4.3.9 - Data cleaning
The team were required to remove commonly used words that appear on PubMed stop word list (such as than, that, the, use, used, using, with, within, without, would). The remaining words were converted into vector representations using bag-of-words approach which is a technique for representing text data as an unordered collection of words, or bag, based on their frequency.
4.3.10 - Data sharing agreements
NICE data is sent to servers hosted by the supplier (UCL) NICE has a data sharing arrangement with UCL. In brief this agreement attributes the ownership of data (inputed by NICE staff) to NICE. UCL does not store, copy, disclose or use NICE data except as necessary for delivering the EPPI-Reviewer services. The systems that hold NICE data complies with UCL security policy. In case of a corruption or loss of data, UCL will inform NICE immediately and propose the remedial action.
4.3.11 - Data access and storage
Only titles and abstracts of research papers are transferred to UCL. There is no personal data involved. The data is not stored and discarded as soon as the model has provided the results
Tier 2 - Risks, Mitigations and Impact Assessments
5.1 - Impact assessment
There are no formal impact assessments conducted.

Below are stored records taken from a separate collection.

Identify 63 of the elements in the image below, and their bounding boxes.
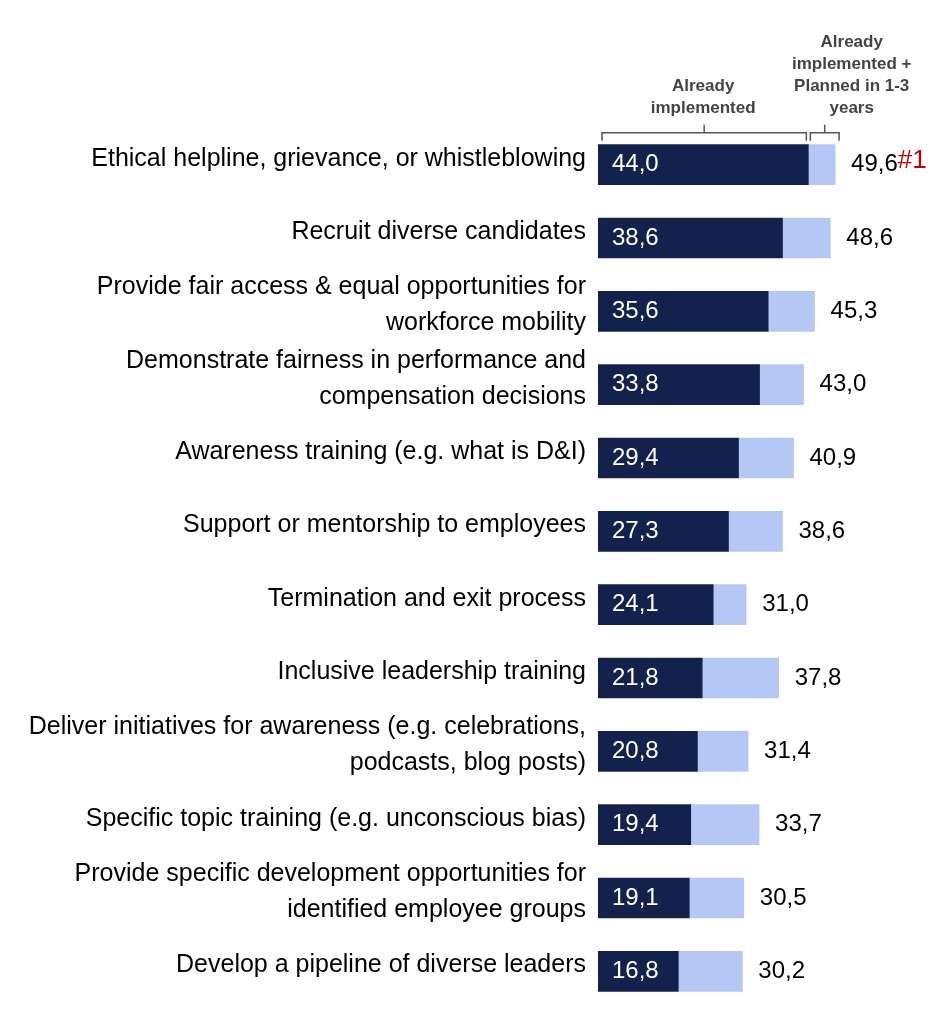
bar xyxy=(701,657,780,699)
bar xyxy=(738,437,794,479)
data-label: 33,8 xyxy=(612,369,659,397)
bar xyxy=(598,217,783,259)
bar xyxy=(688,877,745,919)
total-label: 30,5 xyxy=(759,882,807,910)
total-label: 48,6 xyxy=(846,222,894,250)
bar xyxy=(598,951,679,992)
y-tick-label: Provide fair access & equal opportunities for workforce mobility xyxy=(96,271,587,336)
y-tick-label: Provide specific development opportunities for identified employee groups xyxy=(74,857,586,922)
total-label: 33,7 xyxy=(775,809,822,837)
y-tick-label: Develop a pipeline of diverse leaders xyxy=(176,949,586,978)
total-label: 37,8 xyxy=(794,662,842,690)
data-label: 24,1 xyxy=(612,589,659,617)
total-label: 38,6 xyxy=(798,515,846,543)
bar xyxy=(697,731,749,772)
bar xyxy=(807,144,836,185)
y-tick-label: Demonstrate fairness in performance and compensation decisions xyxy=(126,344,586,409)
y-tick-label: Recruit diverse candidates xyxy=(291,215,586,244)
data-label: 38,6 xyxy=(612,222,659,250)
total-label: 31,4 xyxy=(764,735,811,763)
bar xyxy=(598,877,690,919)
data-label: 16,8 xyxy=(612,955,659,983)
total-label: 45,3 xyxy=(830,295,878,323)
bar xyxy=(767,291,815,332)
y-tick-label: Support or mentorship to employees xyxy=(183,509,586,538)
series-label: Already implemented xyxy=(650,75,756,117)
data-label: 27,3 xyxy=(612,515,659,543)
bar xyxy=(759,364,804,405)
bar xyxy=(598,511,729,552)
total-label: 31,0 xyxy=(762,589,809,617)
y-tick-label: Awareness training (e.g. what is D&I) xyxy=(175,435,586,464)
bar xyxy=(712,584,747,625)
total-label: 43,0 xyxy=(819,369,867,397)
bar xyxy=(677,951,743,992)
bar xyxy=(598,291,769,332)
bar xyxy=(782,217,831,259)
bar xyxy=(690,804,760,845)
bar xyxy=(598,584,714,625)
total-label: 30,2 xyxy=(758,955,806,983)
bar xyxy=(598,731,698,772)
y-tick-label: Inclusive leadership training xyxy=(277,655,586,684)
annotation: #1 xyxy=(897,143,927,174)
data-label: 19,1 xyxy=(612,882,659,910)
bar xyxy=(598,657,703,699)
y-tick-label: Deliver initiatives for awareness (e.g. celebrations, podcasts, blog posts) xyxy=(28,711,586,776)
data-label: 29,4 xyxy=(612,442,659,470)
data-label: 44,0 xyxy=(612,149,659,177)
series-label: Already implemented + Planned in 1-3 years xyxy=(791,31,912,117)
bar xyxy=(598,804,692,845)
total-label: 49,6 xyxy=(851,149,898,177)
y-tick-label: Termination and exit process xyxy=(267,582,586,611)
total-label: 40,9 xyxy=(809,442,857,470)
y-tick-label: Specific topic training (e.g. unconscious bias) xyxy=(85,802,586,831)
y-tick-label: Ethical helpline, grievance, or whistleblowing xyxy=(91,142,586,171)
bar xyxy=(598,364,760,405)
data-label: 19,4 xyxy=(612,809,659,837)
data-label: 21,8 xyxy=(612,662,659,690)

5.2 - Risks and mitigations
There is a risk that a potentially relevant RCT could be missed. However, it should be noted that this could also be the case with manual screening. Mitigations to this include the fact that the evidence synthesis is discussed with committee members who can flag if they think a potentially relevant study has been missed. The evidence synthesis is also consulted on with stakeholders who can also flag potentially relevant evidence. In all cases, any evidence flagged through sources beyond the search and sift stage would be considered against the protocol for inclusion in the review.